Daphne Caruana Galizia’s relatives will sit across Yorgen Fenech in court on her '58th birthday'

Daphne Caruana Galizia’s niece Amy Mallia gives poignant speech at Valletta vigil marking 58 months since the journalist’s assassination

A vigil to commemorate Daphne Caruana Galizia has been held every month on the 16th for the past five years, to mark the day she was assassinated
A vigil to commemorate Daphne Caruana Galizia has been held every month on the 16th for the past five years, to mark the day she was assassinated

Daphne Caruana Galizia would be celebrating her 58th birthday on 26 August but instead, relatives will be in court, metres away from the man accused of masterminding her murder.

This harsh reality was highlighted by her niece, Amy Mallia, in this evening’s vigil in Valletta, which marked the 58th month since the assassination.

“It would be Daphne’s 58th birthday on the 26th of August. But we won’t be celebrating Daphne’s birthday with her that day. Some of us will instead be sitting in court facing one of the men charged with her brutal murder… We can’t celebrate with Daphne. We can only celebrate her,” Mallia said in a short but powerful speech.

She was referring to the next sitting in front of Judge Edwina Grima, who is hearing the preliminary pleas in the case against Yorgen Fenech, accused of masterminding the assassination in 2017.

Caruana Galizia was murdered in a car bomb explosion just metres away from her house in Bidnija on 16 October 2017.

Fenech was arrested two years’ later while trying to leave Malta on his yacht and charged with masterminding the murder by asking his trusted driver, Melvin Theuma to procure the services of hitmen to eliminate the journalist. Fenech is suspected of having financed the operation.

Three hitmen were arrested in December 2017 and charged with carrying out the murder. 

One of the hitmen, Vince Muscat, known as il-Koħħu, last year pleaded guilty to the charges and was sentenced to 15 years in prison after a plea bargain.

The case against two other hitmen, brothers George and Alfred Degiorgio, continues and is approaching its final stages.

Another two men, Robert Agius, known as Tal-Maksar, and Jamie Vella, are also charged with supplying the bomb that killed Caruana Galizia.

Theuma had been given a presidential pardon to tell all in 2019, having supplied investigators with voice recordings of conversations he had with Fenech in which they discussed the aftermath of the murder.

Vigil marks 58 months since assassination

Every 16th of the month a vigil is held in Valletta at the foot of the Great Siege monument to commemorate Caruana Galizia.
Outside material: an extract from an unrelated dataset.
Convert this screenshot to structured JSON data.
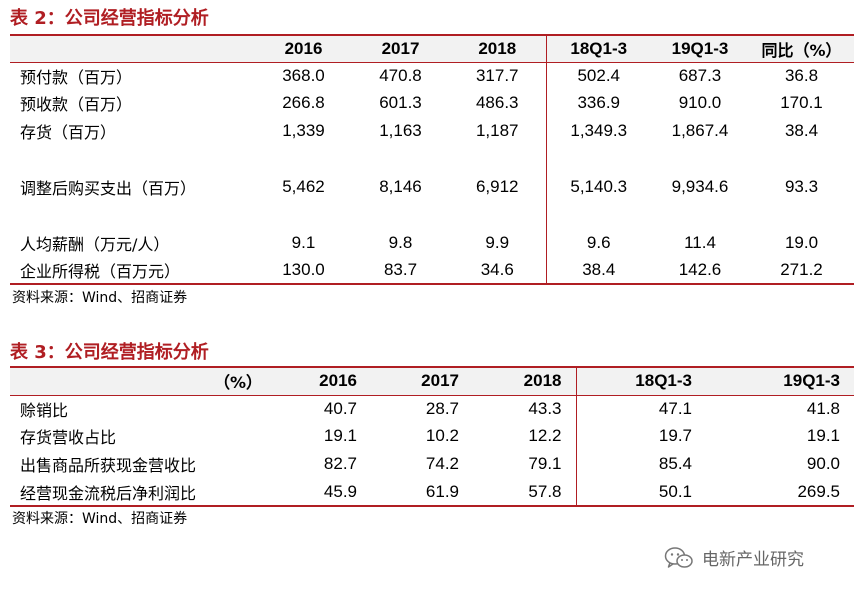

In her speech this evening, Caruana Galizia’s niece recalled how relatives cannot even remember Daphne’s birthday in 2017 happily. “Around the time, she was sitting on her sofa at home opening the birthday presents we had given her – she was being watched from across the valley by alleged hitmen who were planning to kill her,” Amy Mallia said with reference to court testimony that showed how the hitmen had spent a summer snooping around to find the best place and time to hit Daphne.

Mallia called for more sensitivity to the words used to describe the people charged with her aunt’s murder.

“It is scary that anyone allegedly involved in the assassination of a journalist is also still referred to as a ‘businessman’ or a ‘business mogul’, rather than as a ‘murder suspect’, because after all, that is exactly what they are,” she said, adding that “nobody should normalise murder, nor should murder be trivialised”.

She then upped the ante on the myriad business interests owned by some of those accused of murdering her aunt or linked to alleged corruption that Caruana Galizia had exposed.

“By working with or for companies owned by these sorts of people, or by voluntarily giving them your custom – whether by just working at a call centre of theirs or simply buying a coffee from one of the establishments they co-own – you are indirectly helping to fund a whole chain of corruption and playing a part in the threat to democracy and to society as a whole,” she said, hinting however, that her viewpoint was coloured by the grim experience of having had to sit in court, “mere inches” from several men accused of playing a part in her aunt’s horrific assassination.

“I have witnessed my admirable and stoic grandparents and cousins sitting mere inches from their daughter’s and mother’s alleged murderers, along with other close family members of mine and Daphne’s. No person should ever have to endure that, especially since nobody should ever be assassinated in the first place. It’s a position no one should ever be in,” Mallia said.

She ended with a call for justice to prevail. “58 months have elapsed since Daphne’s assassination. 58 months of no justice for Daphne. Full justice for Daphne must be served. And it must be served in the lifetime of those Daphne left behind. Daphne herself deserves no less.”

The vigil organised by rule of law NGO Repubblika was also addressed by Alessandra Dee Crespo, Repubblika Vice President, Kristina Chetcuti, a columnist and activist, Miriam Galea, an activist and cartoonist, and Andre Delicata, an activist and writer.